Illustrating End of Life Care

Wendy MacNaughton, How to Say Goodbye (Bloomsbury Publishing, 2023. ISBN-13: 978-1639730858).
Book Review by Jess Libow

In her 2023 guide to caring for the dying, How to Say Goodbye, illustrator Wendy MacNaughton implores her readers to look closely. As she explains in the introduction, drawing is one way of doing just that. The same might be said of taking in the richly conceived sketches that fill her brief but poignant book. An account of the lessons that MacNaughton learned during a year-long artist’s residency at San Francisco’s Zen Hospice Project’s Guest House (now the Zen Caregiving Project), How to Say Goodbye depicts dying patients surrounded by loved ones, hospice professionals, and cherished animals and objects. MacNaughton’s illustrations model an ethic of attentiveness that loved ones and healthcare providers alike can draw on when treatment is no longer an option. “All anyone wants,” she insists, “is your presence and to feel you’re paying attention.”

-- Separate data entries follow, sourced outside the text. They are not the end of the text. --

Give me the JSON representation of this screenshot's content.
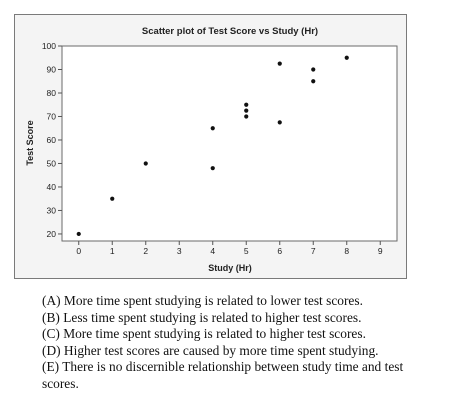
{
  "chart_data": {
    "type": "scatter",
    "title": "Scatter plot of Test Score vs Study (Hr)",
    "xlabel": "Study (Hr)",
    "ylabel": "Test Score",
    "xlim": [
      -0.5,
      9.5
    ],
    "ylim": [
      17,
      100
    ],
    "xticks": [
      0,
      1,
      2,
      3,
      4,
      5,
      6,
      7,
      8,
      9
    ],
    "yticks": [
      20,
      30,
      40,
      50,
      60,
      70,
      80,
      90,
      100
    ],
    "grid": false,
    "legend": "none",
    "marker_color": "#111111",
    "series": [
      {
        "points": [
          {
            "x": 0,
            "y": 20
          },
          {
            "x": 1,
            "y": 35
          },
          {
            "x": 2,
            "y": 50
          },
          {
            "x": 4,
            "y": 48
          },
          {
            "x": 4,
            "y": 65
          },
          {
            "x": 5,
            "y": 70
          },
          {
            "x": 5,
            "y": 72.5
          },
          {
            "x": 5,
            "y": 75
          },
          {
            "x": 6,
            "y": 67.5
          },
          {
            "x": 6,
            "y": 92.5
          },
          {
            "x": 7,
            "y": 85
          },
          {
            "x": 7,
            "y": 90
          },
          {
            "x": 8,
            "y": 95
          }
        ]
      }
    ]
  },
  "answer_options": [
    "(A) More time spent studying is related to lower test scores.",
    "(B) Less time spent studying is related to higher test scores.",
    "(C) More time spent studying is related to higher test scores.",
    "(D) Higher test scores are caused by more time spent studying.",
    "(E) There is no discernible relationship between study time and test scores."
  ]
}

Observation is a crucial skill for both humanistic inquiry and medical practice, and medical humanities scholars believe studying visual art can teach healthcare providers to approach observation as a process of both “discovery” and “care.”1 MacNaughton’s portraits demonstrate that tending to the dying is not simply a matter of providing them with a standardized care protocol, but also about approaching them with curiosity. Desiring to learn from and about hospice patients, she suggests, leads to a higher quality of end-of-life care. “Follow their lead,” she advises. We would do well to follow MacNaughton’s lead. Interspersed amidst the dynamic hospice scenes depicted in the book, her portraits of individual patients represent them with both dignity and vulnerability, vividly conveying their individual identities.

Some of the portraits highlight her subjects’ creativity. An older woman wearing a fluffy pink robe hangs her head with her eyes closed. Knitting needles and yarn lay across her lap. She is, we learn, often “knitting, sleeping, [and] requesting borscht for dinner.” Another older woman sits in a wheelchair with two framed paintings hanging behind her. The accompanying text clarifies that these are her own creations: “Sitting close to her artwork, paintings made from thousands and thousands of tiny beads.” MacNaughton’s illustrations of these pursuits allows us to see her subjects not only as individuals, but as fellow creatives.

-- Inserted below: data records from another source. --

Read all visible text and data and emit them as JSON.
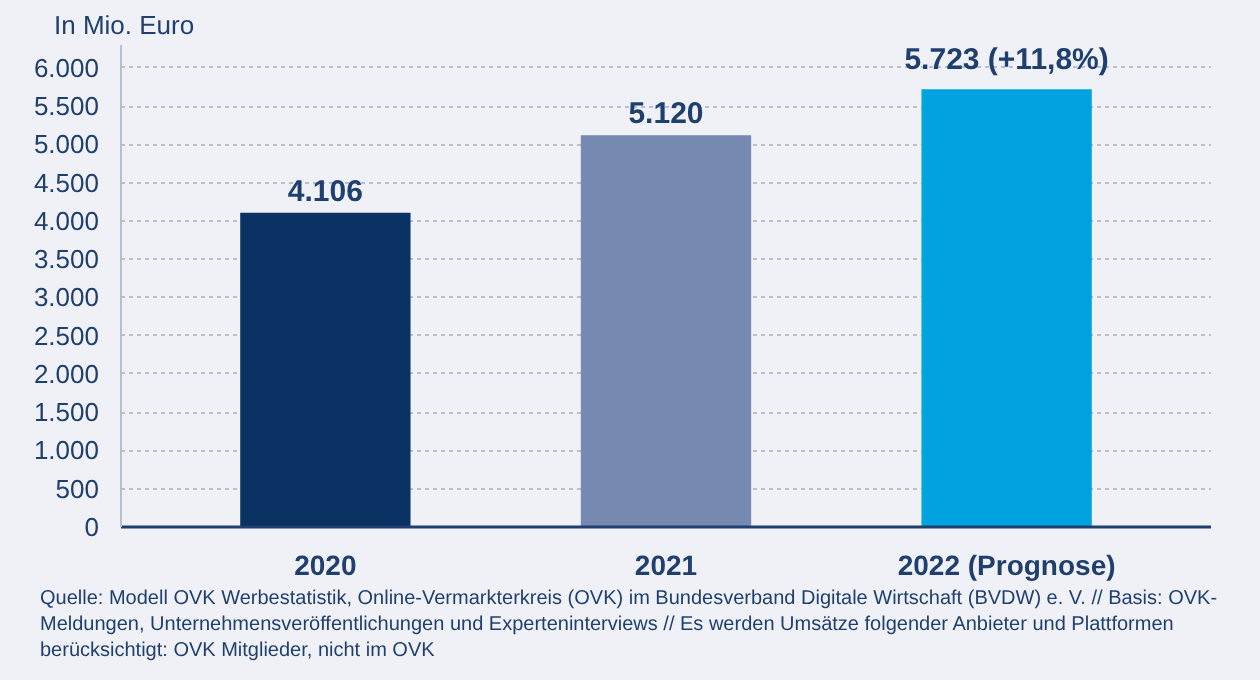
{
  "chart_data": {
    "type": "bar",
    "ylabel": "In Mio. Euro",
    "categories": [
      "2020",
      "2021",
      "2022 (Prognose)"
    ],
    "values": [
      4106,
      5120,
      5723
    ],
    "colors": [
      "#0a3364",
      "#7589b1",
      "#00a3e0"
    ],
    "value_labels": [
      "4.106",
      "5.120",
      "5.723 (+11,8%)"
    ],
    "ylim": [
      0,
      6300
    ],
    "yticks": [
      0,
      {
        "value": 500,
        "label": "500"
      },
      {
        "value": 1000,
        "label": "1.000"
      },
      {
        "value": 1500,
        "label": "1.500"
      },
      {
        "value": 2000,
        "label": "2.000"
      },
      {
        "value": 2500,
        "label": "2.500"
      },
      {
        "value": 3000,
        "label": "3.000"
      },
      {
        "value": 3500,
        "label": "3.500"
      },
      {
        "value": 4000,
        "label": "4.000"
      },
      {
        "value": 4500,
        "label": "4.500"
      },
      {
        "value": 5000,
        "label": "5.000"
      },
      {
        "value": 5500,
        "label": "5.500"
      },
      {
        "value": 6000,
        "label": "6.000"
      }
    ],
    "grid": "y",
    "annotations": [
      "Quelle: Modell OVK Werbestatistik, Online-Vermarkterkreis (OVK) im Bundesverband Digitale Wirtschaft (BVDW) e. V. // Basis: OVK-Meldungen, Unternehmensveröffentlichungen und Experteninterviews // Es werden Umsätze folgender Anbieter und Plattformen berücksichtigt: OVK Mitglieder, nicht im OVK"
    ]
  }
}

Many of her subjects appear to thrive on interpersonal connection. A young woman in a wheelchair, her face hidden by the long blond bang falling from her otherwise short hair, glances down at her phone. Her focus on the phone makes her appear disengaged, but the accompanying text reads, “waiting for her dad to arrive.” The device is merely a stopgap until her father is able to be with her. A middle-aged woman with bright red hair that matches both her blouse and the soda can on her desk is posed at the computer, her gaze on the screen. We learn that she is “writing emails to far away friends” and also that she has been teaching MacNaughton how to swear in French. For her, too, technology bridges the distance. MacNaughton’s additional note about their language lessons indicates the necessity of complementing such remote correspondence with physical presence.

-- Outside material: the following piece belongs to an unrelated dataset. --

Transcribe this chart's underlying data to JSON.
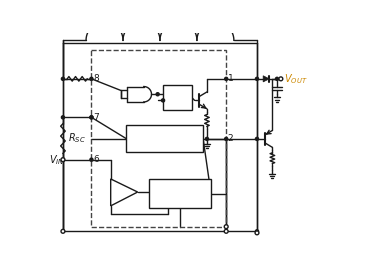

How to Say Goodbye’s spare prose and tenderly crafted illustrations are not only a guide to caring for the dying; they are also a testament to the role that the arts can play when healing is no longer medicine’s goal. The act of illustrating models the deliberate attention that all those who care for the dying can bring to the bedside. MacNaughton teaches readers not only to look death directly in the face but also to endeavor to see the individuality of those who have reached the end of life.

 

References

[1] Alexa R. Miller, “Observation,” in Keywords for Health Humanities, eds. Sari Altschuler, Jonathan M. Metzl, and Priscilla Wald (New York: NYU Press, 2023), 151.

 

Jess Libow is Visiting Assistant Professor in the Writing Program at Haverford College, where she teaches courses on health, gender, and activism in U.S. She is currently working on a book on visualizations of health in American culture.